Friday, May 08, 2009
Muskie Lessons From The Past
Arguably, the late Homer LeBlanc of St. Clair Shores may have been the best muskie fisherman on Lake St. Clair and perhaps in North America. He caught whopper muskies, and he could tell stories almost as large as the fish he and his clients were trying to catch.
For me, as the longtime staff outdoor writer for The Detroit News, Homer always was one of my go-to guys when other fishing trips fell flat, the weather turned bad, my fisherman forgot his appointment, or when other such catastrophes befell me. All it took with Homer was a phone call, and the plea: “Homer, I need a story now,” and he’d suggest I come over for a chat, which was always an adventure in itself.

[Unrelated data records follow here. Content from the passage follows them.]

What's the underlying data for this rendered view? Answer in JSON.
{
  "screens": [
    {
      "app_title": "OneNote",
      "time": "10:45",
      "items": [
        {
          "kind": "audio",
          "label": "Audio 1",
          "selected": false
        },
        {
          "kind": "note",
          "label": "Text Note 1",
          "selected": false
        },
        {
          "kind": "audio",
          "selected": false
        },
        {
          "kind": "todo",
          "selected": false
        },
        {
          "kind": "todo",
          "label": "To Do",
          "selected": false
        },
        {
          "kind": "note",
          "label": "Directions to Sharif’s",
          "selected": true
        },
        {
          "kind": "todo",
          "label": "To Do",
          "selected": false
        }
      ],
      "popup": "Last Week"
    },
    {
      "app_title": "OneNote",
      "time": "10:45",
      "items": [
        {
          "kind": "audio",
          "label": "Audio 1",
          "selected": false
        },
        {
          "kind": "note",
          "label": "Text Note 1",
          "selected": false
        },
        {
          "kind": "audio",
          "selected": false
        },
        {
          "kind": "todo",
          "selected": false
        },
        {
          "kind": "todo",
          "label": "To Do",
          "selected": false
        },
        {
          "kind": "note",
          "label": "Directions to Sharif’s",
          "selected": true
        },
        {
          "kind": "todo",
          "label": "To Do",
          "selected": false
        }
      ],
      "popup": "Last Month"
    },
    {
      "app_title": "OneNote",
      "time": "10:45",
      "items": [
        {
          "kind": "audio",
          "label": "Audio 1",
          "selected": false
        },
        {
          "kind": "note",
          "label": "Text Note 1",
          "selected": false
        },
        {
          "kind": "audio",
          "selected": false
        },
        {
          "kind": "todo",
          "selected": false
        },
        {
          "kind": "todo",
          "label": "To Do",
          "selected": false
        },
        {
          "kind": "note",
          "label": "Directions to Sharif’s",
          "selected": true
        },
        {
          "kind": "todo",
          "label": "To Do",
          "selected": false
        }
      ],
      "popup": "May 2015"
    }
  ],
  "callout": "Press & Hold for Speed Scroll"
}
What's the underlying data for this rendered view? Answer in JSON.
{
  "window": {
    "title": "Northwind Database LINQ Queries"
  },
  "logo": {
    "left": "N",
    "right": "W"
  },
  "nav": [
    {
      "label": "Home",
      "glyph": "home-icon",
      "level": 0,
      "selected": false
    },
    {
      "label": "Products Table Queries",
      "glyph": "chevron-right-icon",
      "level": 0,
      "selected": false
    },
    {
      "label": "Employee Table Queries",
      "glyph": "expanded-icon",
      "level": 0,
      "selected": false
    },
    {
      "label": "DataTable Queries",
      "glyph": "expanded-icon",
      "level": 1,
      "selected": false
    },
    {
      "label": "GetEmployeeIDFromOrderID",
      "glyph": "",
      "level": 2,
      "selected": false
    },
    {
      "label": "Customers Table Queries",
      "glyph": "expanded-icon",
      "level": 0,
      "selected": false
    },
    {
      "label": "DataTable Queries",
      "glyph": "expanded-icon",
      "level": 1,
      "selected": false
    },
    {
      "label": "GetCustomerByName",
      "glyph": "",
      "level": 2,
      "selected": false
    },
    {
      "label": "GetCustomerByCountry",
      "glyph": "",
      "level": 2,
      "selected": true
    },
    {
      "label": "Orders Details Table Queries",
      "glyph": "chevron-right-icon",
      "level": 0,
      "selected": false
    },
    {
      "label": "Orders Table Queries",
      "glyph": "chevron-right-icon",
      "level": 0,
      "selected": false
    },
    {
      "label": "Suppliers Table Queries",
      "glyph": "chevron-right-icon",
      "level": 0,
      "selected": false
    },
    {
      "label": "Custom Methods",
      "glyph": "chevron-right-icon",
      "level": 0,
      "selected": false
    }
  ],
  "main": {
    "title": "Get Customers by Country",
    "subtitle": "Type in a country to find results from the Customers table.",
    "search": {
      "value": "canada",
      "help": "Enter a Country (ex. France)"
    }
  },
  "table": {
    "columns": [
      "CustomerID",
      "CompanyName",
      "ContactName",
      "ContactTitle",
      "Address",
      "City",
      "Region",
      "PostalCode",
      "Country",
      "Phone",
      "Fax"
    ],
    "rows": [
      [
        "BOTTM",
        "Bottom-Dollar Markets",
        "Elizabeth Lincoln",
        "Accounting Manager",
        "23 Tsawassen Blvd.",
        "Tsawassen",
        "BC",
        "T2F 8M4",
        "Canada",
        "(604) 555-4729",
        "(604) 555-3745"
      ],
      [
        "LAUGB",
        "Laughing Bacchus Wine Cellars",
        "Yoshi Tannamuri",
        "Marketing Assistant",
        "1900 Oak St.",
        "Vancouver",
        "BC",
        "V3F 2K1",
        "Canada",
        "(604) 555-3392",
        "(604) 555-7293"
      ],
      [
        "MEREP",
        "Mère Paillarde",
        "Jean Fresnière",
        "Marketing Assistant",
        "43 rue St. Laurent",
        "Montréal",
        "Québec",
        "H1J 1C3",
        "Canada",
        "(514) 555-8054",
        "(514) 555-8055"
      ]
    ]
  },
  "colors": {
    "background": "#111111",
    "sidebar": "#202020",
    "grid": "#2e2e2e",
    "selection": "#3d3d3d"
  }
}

He had some good advice for muskie fishermen, and although the late and great Uncle Homer has been gone for nearly 20 years, some of his wealth of advice lives on.
“If you want to catch a muskie,” he’d say, “you have to think like a muskie.”
So, anyone who ever wanted to battle one of these fresh-water wolves was urged to follow that advice. He would talk to anyone about muskie fishing, and often would sprinkle a bit of Homer LeBlanc humor in with his fishing tips. And, being a natural salesman, would offer up a copy of his paperback book. If he didn’t provide just exactly what an angler needed for advice, the book was sure to provide the needed answers.
Learning how to catch muskies from a book can be done but Homer always agreed that time on the water was always a key to success and the best learning tool. Another point that he often stressed was to try to learn something new from every fishing trip.
“A muskie is very smart,” LeBlanc told me during one of my many interviews with him over many years. “A big fish may fight for just five minutes and then go belly-up in the water. Many anglers are fooled by this trick. The fish may suddenly recover and come flying out in a leap and splash down near the boat. Stay away from a hooked muskie until he is really tired out. If it’s a big fish, reel in all the other lines and stay clear of the fish until he is whipped.”
LeBlanc developed great fame for catching Lake St. Clair muskies, and he devised a method of spacing lures so that all lures on both sides of the boat would be in the prop wash. He was a devotee of power (fast) trolling, and preached that people keep all lures in or very close to the churned-up water created by the prop. He maintained that muskies occasionally hit the prop. and sometimes the prop hits the muskie. I’ve caught a couple of fish on Lake St. Clair that looked as if they lost an argument with a boat prop.
“One thing to remember about muskies is they seldom run any distance but choose to hold their ground,” he told me. “They will thresh around, dive to the bottom, play dead and then suddenly begin fighting hard again. They rarely run far, and if a fish heads for the bottom and refuses to come up, be prepared for a good fish because fish that stay down are usually big fish.
“I’ve caught muskies under all types of weather conditions. The best weather is unpredictable, but a sure sign is when they really turn on and strikes are common. It seems that when one fish hits, other fish will do the same thing. Perhaps someone is ringing an underwater dinner bell. The best time to fish for muskies is whenever you can get away.”
He said that everything about this fishery is subject to sudden change. He advised anglers to not stick with one set way of fishing. Try new areas, new lures and new lure color combination. He advised anglers to change their tactics if one method isn’t producing. Never fish memories, and although what worked at the same time of year one or two years ago may not produce this time around. Wind and water conditions can change with a storm, and put the big fish on their feed or make them stop biting.
Homer’s sense of humor was beguiling. If things were slow, and everyone was napping, he’d throw a big rock into the water while ripping line off the reel. The commotion and noise would revive the spirits of the anglers as Homer mildly chastised them for not paying attention to the lines. He could tell stories, and his anglers often fished time and again to see what zany new things he had added to his boating and fishing repertoire.
“If you want to be a fishing guide like me it’s important to look the part,” he said. “Being bald-headed with a weathered face and hands helps lend some credibility to the persona of a guide. It’s important to act the part and have an experienced look about you. Don’t take a bath for a week and rub some fish slime on your clothing and you’ll soon smell like an experienced fisherman or guide. Wear old nasty looking and smelling clothes to complete the illusion. People expect expert anglers and guides to look the part.”
With all the hype aside, Homer LeBlanc was the real thing. His trolling methods are still be practiced today, 50 years or more after he developed a technique that worked ... some of the time. Homer could pull your leg, get anglers going on some illogical piece of fishing information, and play tricks while telling whopper stories.
The most important thing to remember about this man, who was my friend, was he always preached having a good time on the water. Do everything possible to catch fish, but if the muskies didn’t bite, which often happened, his fishermen went home knowing they had had a grand time on the lake with the legendary Homer LeBlanc, a man of many talents, and one who was inducted into the Freshwater Fishing Hall Of Fame many years ago. It couldn’t have happened to a better guy.